Wells Fargo's private bank chief said the company continues to add to its ranks of private bankers but has little interest in paying top dollar, even as an industry recruiting frenzy drives up the cost of star advisers.
"We're not paying major league free agent money for career .220 hitters," Jay Welker, executive vice president of the San Francisco-based bank's wealth management group, said at the Reuters Global Private Banking Summit in New York.
In April, Welker told Reuters the company planned to add up to 100 private bankers on the East Coast, with an expansion eye toward New York City. Wells Fargo, with its roots in the West, intends to bulk up the New York City presence it gained when it acquired Wachovia in 2008.
Welker — who said he is not obsessed with weekly recruiting numbers and did not give specifics — said Wells Fargo has more new hires than departures so far this year.
As of April, it had roughly 800 private bankers across the United States.
He said the company's expansion of its New York City office is on track, and it is interested in becoming a larger competitor for the city's wealthy.
"We've been fortunate to attract good talent," he said. "We continue to be excited about it. It's not an under-banked market, but I think we have something to add."

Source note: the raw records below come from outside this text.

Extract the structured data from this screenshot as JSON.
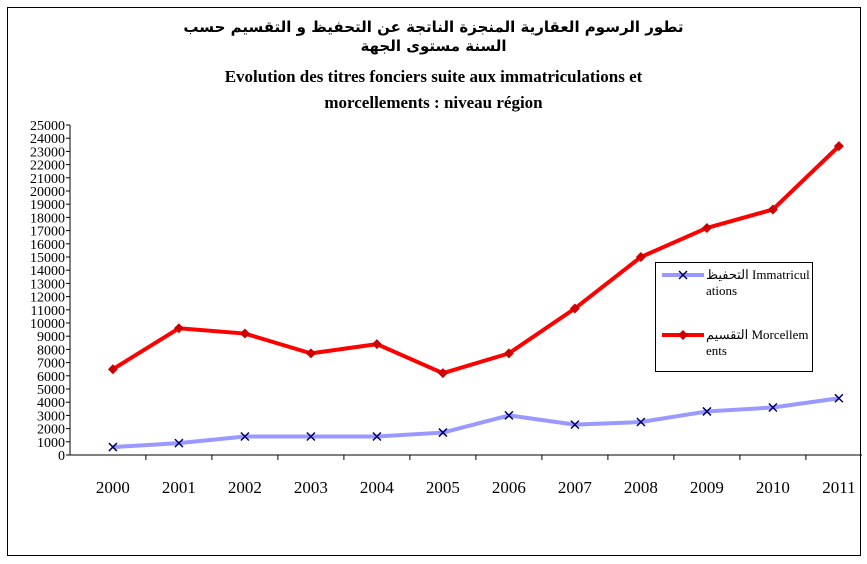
{
  "chart_data": {
    "type": "line",
    "title": "تطور الرسوم العقارية المنجزة الناتجة عن التحفيظ و التقسيم حسب السنة مستوى الجهة",
    "subtitle": "Evolution des titres fonciers suite aux immatriculations et morcellements : niveau région",
    "categories": [
      "2000",
      "2001",
      "2002",
      "2003",
      "2004",
      "2005",
      "2006",
      "2007",
      "2008",
      "2009",
      "2010",
      "2011"
    ],
    "series": [
      {
        "name": "التحفيظ Immatriculations",
        "color": "#9999ff",
        "marker_color": "#000066",
        "marker": "x",
        "values": [
          600,
          900,
          1400,
          1400,
          1400,
          1700,
          3000,
          2300,
          2500,
          3300,
          3600,
          4300
        ]
      },
      {
        "name": "التقسيم Morcellements",
        "color": "#ff0000",
        "marker_color": "#cc0000",
        "marker": "diamond",
        "values": [
          6500,
          9600,
          9200,
          7700,
          8400,
          6200,
          7700,
          11100,
          15000,
          17200,
          18600,
          23400
        ]
      }
    ],
    "ylim": [
      0,
      25000
    ],
    "yticks": [
      0,
      1000,
      2000,
      3000,
      4000,
      5000,
      6000,
      7000,
      8000,
      9000,
      10000,
      11000,
      12000,
      13000,
      14000,
      15000,
      16000,
      17000,
      18000,
      19000,
      20000,
      21000,
      22000,
      23000,
      24000,
      25000
    ],
    "grid": false,
    "legend": "right"
  }
}
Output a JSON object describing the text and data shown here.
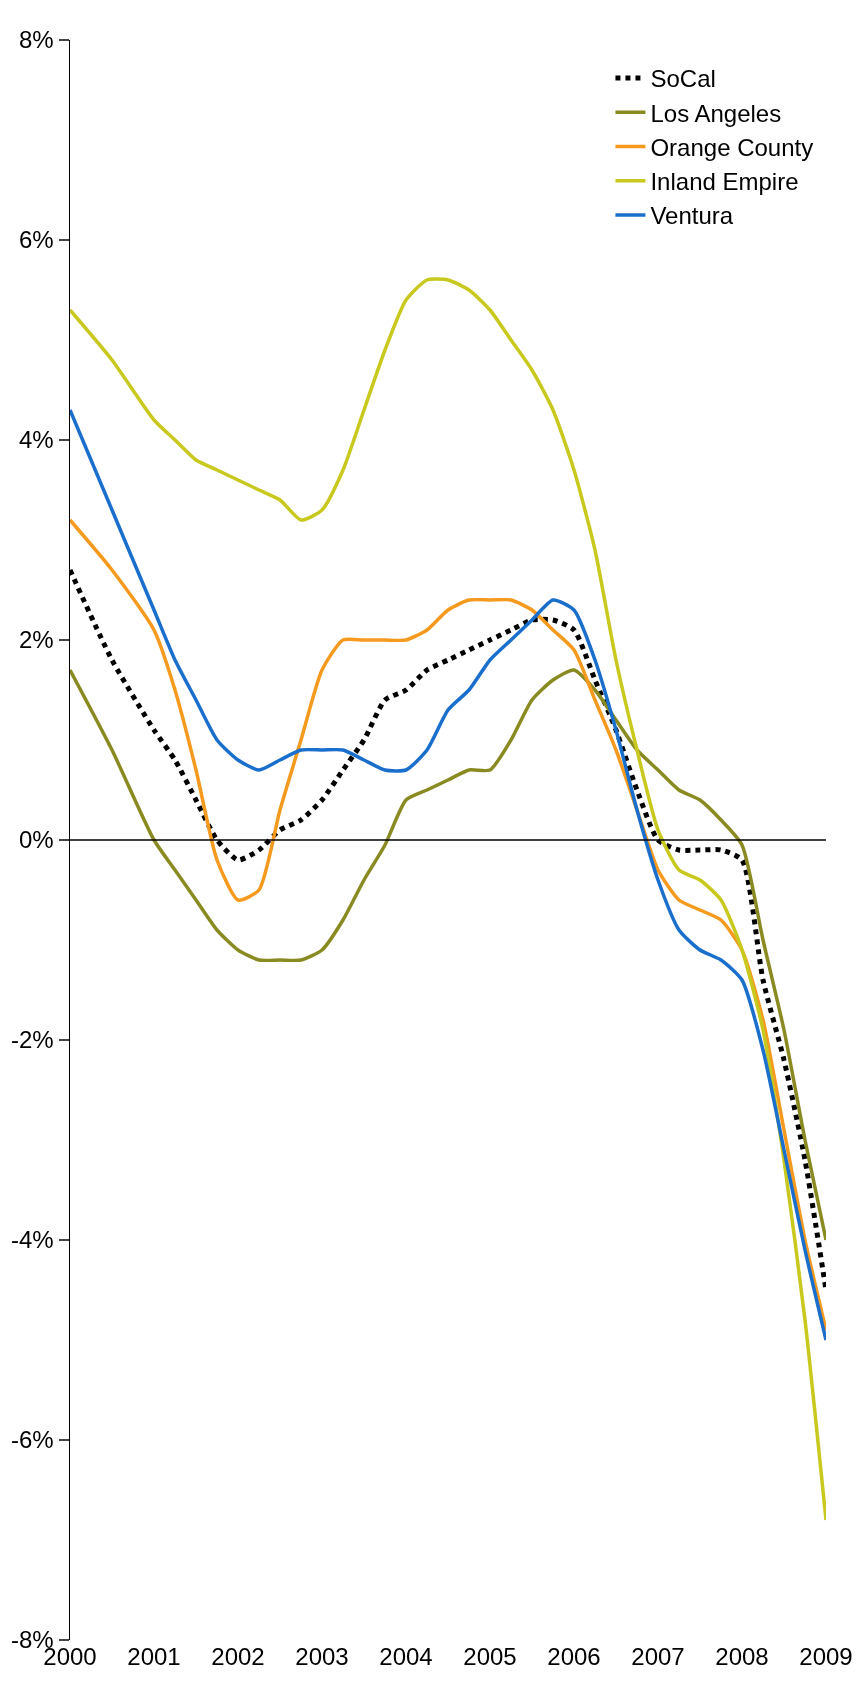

U.S. banks have been scrambling to court private bankers who work with the super rich, fueling a frenzy of recruiting during the last year. Banks are hungry to add wealthy clients — and the management fees that come with wealth advice — as their overall profits have sagged in a weak U.S. economy.
Welker said Wells Fargo is looking to recruit only private bankers who generate large amounts of revenue. It is willing to lose a less-productive banker to a rival if it can recruit a more productive replacement, he said.
"If someone wants to recruit a mid-level player for AAA money, I'm OK with that," he said, alluding the triple-A levels of baseball's minor leagues.
The increasingly expensive recruiting wars are driven by the need at some firms to bolster private banking departments that suffered waves of departures following the 2008 financial crisis, he said.
"Some firms have been pretty decimated and they're looking to rebuild," he said. "They're paying the highest prices because they have to."